The full horror of this week's riots are there for all to see. The perpetrators are rightly being utterly condemned for a grotesque display of violence and nihilism that has wrecked lives and torn apart communities.
Some are also using the riots as an excuse to use some pretty damning language about whole communities. Commentators, warm and comfortable in central London, have been condemning "feral scum" - talking of whole communities rather than individuals. The always reliable Richard Littlejohn has condemned, a "wolfpack of feral inner-city waifs and strays." According to others, the riots have exposed a generation of "amoral, uneducated, welfare dependent, brutalised youngsters". Danny Kruger described the events as the "intifada of the underclass."
Whilst extreme words come easily after extreme events, people should be careful about attacking whole sections of society based on the actions of a tiny, thuggish, criminal minority. It isn't the columnists or politicians who will be most affected by the violence of the past few days. It's the people who live on the poorest estates who will suffer the most. Cleaning up the physical mess may take months. Clearing up the mess caused by broken trust and shattered societal bonds in already deprived communities will take far longer.
We should be quick to condemn the thugs and criminals who have caused all those damage. They should be punished severely. But we should never be forced into the gross simplification of condemning whole communities for the actions of a small minority.
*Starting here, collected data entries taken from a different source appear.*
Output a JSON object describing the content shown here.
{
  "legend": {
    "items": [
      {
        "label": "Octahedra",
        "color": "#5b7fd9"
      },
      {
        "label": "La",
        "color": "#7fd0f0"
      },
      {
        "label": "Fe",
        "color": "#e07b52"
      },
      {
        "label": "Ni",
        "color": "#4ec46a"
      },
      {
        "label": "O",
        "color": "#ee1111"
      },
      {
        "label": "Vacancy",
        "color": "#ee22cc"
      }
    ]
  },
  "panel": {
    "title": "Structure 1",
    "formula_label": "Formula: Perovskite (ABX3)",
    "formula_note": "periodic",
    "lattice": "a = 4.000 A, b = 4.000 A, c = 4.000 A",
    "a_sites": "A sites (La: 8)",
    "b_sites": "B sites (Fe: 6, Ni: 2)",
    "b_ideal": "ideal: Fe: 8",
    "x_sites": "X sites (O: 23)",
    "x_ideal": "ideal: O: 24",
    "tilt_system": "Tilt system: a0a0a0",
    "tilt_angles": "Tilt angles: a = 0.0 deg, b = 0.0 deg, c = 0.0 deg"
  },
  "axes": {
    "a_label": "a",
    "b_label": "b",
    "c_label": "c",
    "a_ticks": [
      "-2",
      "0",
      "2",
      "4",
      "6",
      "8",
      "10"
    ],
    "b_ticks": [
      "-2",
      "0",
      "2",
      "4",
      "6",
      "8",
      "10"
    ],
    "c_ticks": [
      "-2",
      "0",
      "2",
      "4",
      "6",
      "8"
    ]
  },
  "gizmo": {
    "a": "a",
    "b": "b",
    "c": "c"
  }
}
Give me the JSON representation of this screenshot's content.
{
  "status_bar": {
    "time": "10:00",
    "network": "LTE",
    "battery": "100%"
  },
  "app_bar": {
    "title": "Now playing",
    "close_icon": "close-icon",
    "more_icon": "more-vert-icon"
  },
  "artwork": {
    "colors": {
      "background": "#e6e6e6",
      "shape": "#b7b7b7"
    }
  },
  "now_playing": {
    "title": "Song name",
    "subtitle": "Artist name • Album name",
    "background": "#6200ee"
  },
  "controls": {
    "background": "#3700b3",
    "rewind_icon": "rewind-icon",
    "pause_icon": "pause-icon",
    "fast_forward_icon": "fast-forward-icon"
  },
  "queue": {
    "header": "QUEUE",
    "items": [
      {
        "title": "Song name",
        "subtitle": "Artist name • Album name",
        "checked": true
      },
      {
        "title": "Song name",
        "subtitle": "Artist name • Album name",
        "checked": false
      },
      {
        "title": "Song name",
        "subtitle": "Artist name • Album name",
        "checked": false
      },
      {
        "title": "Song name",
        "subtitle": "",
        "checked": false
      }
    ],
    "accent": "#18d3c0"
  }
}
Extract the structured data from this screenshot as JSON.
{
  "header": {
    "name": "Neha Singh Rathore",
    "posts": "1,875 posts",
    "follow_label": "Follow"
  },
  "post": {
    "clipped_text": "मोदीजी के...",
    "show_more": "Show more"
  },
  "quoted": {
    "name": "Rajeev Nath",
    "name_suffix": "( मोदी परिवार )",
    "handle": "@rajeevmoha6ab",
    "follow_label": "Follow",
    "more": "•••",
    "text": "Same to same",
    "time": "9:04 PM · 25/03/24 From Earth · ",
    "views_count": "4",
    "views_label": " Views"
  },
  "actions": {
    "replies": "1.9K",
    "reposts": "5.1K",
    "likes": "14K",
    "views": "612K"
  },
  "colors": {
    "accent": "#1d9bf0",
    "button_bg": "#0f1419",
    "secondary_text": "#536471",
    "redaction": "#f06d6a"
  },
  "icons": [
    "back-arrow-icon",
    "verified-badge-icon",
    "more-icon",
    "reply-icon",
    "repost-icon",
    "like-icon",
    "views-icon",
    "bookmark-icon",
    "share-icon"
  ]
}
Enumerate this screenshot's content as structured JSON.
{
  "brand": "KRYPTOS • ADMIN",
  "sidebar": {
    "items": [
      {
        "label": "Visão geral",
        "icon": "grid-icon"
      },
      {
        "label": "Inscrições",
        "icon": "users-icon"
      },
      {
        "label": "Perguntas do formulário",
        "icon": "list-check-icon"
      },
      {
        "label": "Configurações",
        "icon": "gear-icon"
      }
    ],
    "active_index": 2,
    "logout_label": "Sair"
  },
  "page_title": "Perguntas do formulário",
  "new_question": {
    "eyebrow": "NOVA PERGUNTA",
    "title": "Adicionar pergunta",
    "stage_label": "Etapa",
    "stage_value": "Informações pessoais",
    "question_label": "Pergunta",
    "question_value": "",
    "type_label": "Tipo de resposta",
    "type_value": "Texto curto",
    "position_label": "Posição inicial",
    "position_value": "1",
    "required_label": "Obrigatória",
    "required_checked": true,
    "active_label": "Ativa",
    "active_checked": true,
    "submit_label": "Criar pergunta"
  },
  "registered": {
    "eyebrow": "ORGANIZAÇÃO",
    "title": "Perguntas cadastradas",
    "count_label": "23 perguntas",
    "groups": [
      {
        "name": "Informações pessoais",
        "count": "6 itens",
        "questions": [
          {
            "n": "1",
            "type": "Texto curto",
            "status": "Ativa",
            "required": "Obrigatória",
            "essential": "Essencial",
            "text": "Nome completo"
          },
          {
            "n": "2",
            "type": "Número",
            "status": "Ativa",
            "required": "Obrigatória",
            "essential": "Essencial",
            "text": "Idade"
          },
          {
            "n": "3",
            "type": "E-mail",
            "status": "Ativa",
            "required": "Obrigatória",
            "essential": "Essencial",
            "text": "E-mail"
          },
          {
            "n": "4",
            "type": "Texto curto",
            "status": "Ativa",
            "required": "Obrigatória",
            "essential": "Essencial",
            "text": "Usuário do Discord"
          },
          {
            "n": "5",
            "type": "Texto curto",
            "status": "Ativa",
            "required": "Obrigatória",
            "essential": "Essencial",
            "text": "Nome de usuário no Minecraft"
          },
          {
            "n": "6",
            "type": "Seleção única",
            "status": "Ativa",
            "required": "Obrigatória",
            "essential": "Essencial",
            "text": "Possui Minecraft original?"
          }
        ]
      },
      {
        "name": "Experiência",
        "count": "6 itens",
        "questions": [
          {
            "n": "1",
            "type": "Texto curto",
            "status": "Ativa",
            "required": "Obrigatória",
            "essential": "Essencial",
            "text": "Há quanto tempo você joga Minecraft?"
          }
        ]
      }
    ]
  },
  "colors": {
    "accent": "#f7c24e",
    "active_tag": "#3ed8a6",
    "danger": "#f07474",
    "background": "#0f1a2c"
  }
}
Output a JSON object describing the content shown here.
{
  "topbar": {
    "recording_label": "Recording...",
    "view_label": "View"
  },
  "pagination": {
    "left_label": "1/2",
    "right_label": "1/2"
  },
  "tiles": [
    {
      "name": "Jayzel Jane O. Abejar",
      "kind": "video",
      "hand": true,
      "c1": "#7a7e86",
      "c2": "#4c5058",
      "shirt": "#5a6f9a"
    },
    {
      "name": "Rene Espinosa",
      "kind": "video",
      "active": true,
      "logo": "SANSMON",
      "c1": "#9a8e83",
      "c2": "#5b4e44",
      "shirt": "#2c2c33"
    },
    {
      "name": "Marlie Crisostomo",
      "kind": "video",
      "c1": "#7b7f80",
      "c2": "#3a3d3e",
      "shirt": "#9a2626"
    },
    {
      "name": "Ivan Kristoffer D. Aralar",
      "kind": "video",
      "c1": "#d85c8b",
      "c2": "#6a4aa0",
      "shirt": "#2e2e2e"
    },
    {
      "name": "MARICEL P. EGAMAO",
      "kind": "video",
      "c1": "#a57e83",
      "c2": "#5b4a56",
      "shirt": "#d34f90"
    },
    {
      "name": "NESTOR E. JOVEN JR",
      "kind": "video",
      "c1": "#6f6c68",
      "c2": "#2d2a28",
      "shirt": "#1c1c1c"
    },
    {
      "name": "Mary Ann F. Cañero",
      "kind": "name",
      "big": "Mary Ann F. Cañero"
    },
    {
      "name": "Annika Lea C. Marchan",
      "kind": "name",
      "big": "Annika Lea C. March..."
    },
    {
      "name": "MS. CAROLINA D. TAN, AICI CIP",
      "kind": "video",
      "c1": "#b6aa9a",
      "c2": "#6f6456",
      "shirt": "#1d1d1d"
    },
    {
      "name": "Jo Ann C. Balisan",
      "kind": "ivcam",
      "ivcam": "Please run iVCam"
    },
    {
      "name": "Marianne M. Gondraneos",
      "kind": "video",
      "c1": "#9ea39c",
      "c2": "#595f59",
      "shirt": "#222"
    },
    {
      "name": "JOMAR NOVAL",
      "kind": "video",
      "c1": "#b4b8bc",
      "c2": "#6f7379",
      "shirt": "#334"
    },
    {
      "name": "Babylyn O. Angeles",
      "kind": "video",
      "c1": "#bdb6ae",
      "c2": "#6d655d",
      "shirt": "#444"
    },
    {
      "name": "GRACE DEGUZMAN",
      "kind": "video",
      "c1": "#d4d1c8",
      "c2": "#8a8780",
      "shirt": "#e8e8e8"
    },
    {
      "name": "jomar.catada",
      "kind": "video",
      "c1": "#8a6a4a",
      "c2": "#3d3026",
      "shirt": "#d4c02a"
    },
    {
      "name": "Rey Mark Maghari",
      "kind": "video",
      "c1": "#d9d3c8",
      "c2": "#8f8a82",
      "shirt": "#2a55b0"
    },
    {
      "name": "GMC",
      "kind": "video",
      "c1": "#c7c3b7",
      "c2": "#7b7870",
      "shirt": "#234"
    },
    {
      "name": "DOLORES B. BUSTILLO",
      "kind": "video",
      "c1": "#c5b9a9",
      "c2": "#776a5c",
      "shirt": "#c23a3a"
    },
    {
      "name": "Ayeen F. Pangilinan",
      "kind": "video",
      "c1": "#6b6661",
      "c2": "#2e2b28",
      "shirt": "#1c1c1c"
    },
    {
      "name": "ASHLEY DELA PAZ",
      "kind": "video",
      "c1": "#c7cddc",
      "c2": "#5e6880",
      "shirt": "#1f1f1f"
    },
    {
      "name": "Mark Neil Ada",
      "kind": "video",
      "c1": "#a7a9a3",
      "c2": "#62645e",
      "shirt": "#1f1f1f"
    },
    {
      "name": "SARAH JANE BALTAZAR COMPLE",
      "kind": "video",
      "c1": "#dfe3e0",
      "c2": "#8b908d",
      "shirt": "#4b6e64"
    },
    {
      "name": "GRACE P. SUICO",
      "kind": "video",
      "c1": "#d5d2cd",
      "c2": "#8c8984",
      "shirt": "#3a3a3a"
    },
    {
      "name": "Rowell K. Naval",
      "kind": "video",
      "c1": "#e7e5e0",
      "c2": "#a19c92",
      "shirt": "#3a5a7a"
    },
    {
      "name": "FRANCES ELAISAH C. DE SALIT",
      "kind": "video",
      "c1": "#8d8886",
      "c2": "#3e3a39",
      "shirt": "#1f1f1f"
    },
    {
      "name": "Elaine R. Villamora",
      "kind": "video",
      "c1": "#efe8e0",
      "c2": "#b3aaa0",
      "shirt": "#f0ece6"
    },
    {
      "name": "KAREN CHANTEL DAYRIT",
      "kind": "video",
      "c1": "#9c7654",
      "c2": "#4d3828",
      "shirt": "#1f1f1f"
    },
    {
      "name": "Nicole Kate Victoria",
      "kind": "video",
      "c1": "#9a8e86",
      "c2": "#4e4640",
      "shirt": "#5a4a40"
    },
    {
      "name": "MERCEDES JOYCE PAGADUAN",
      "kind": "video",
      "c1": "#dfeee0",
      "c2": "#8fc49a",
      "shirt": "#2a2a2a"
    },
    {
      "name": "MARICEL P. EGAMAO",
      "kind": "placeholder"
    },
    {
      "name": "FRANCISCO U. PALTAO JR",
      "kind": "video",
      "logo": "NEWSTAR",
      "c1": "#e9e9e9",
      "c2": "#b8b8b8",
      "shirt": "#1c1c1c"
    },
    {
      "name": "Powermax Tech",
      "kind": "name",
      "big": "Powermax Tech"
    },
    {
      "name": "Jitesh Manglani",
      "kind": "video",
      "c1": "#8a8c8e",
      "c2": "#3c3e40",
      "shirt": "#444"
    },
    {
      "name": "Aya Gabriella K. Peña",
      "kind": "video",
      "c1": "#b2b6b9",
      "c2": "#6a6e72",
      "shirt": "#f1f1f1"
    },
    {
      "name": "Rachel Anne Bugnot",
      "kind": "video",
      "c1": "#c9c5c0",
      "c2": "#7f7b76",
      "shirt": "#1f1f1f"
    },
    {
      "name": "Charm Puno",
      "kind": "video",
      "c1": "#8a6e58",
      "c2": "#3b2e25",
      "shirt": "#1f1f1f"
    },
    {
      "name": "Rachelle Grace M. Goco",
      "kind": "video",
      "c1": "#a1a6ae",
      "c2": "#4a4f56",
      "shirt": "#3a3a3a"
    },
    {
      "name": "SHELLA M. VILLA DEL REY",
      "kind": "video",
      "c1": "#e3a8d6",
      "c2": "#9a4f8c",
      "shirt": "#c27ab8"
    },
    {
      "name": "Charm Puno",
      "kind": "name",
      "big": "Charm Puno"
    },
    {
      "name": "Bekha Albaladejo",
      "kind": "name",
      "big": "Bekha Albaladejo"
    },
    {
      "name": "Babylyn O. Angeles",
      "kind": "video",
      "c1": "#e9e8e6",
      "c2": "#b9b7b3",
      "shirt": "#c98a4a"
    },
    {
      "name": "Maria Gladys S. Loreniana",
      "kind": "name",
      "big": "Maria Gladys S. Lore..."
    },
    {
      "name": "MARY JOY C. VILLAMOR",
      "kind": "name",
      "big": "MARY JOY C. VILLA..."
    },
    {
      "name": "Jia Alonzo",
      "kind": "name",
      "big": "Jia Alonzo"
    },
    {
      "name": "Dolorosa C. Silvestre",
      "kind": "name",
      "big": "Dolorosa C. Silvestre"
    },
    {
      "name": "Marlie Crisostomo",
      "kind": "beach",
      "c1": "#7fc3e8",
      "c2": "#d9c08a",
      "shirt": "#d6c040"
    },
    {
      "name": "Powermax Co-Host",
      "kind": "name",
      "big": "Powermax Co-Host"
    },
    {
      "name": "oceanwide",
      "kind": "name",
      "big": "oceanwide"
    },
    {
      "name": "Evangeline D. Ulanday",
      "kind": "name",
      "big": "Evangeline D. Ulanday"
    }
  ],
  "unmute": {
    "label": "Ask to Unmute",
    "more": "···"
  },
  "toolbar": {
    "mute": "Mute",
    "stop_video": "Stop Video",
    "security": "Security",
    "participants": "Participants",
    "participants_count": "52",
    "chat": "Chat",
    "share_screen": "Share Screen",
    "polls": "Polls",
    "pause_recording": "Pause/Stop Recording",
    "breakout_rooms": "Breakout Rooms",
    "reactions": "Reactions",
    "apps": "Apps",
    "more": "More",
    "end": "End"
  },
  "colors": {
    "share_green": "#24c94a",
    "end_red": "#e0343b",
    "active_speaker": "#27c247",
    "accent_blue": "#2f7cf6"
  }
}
Broadbrush demonisation of the communities who have suffered most from these events is counterproductive, wrong and must be avoided.
Instead, politicians and journalists should be following the lead of Michael Heseltine after the Toxteth riots in 1981, who took several weeks away from his Ministerial office to spend time in Liverpool to understand the reasons for the alienation and dysfunction that led a tiny minority in Toxteth to wreck their own community. He then published a White Paper, called 'It Took A Riot', seeking to address the social problems that helped contribute to unrest. Today's generation of political leaders should follow his example.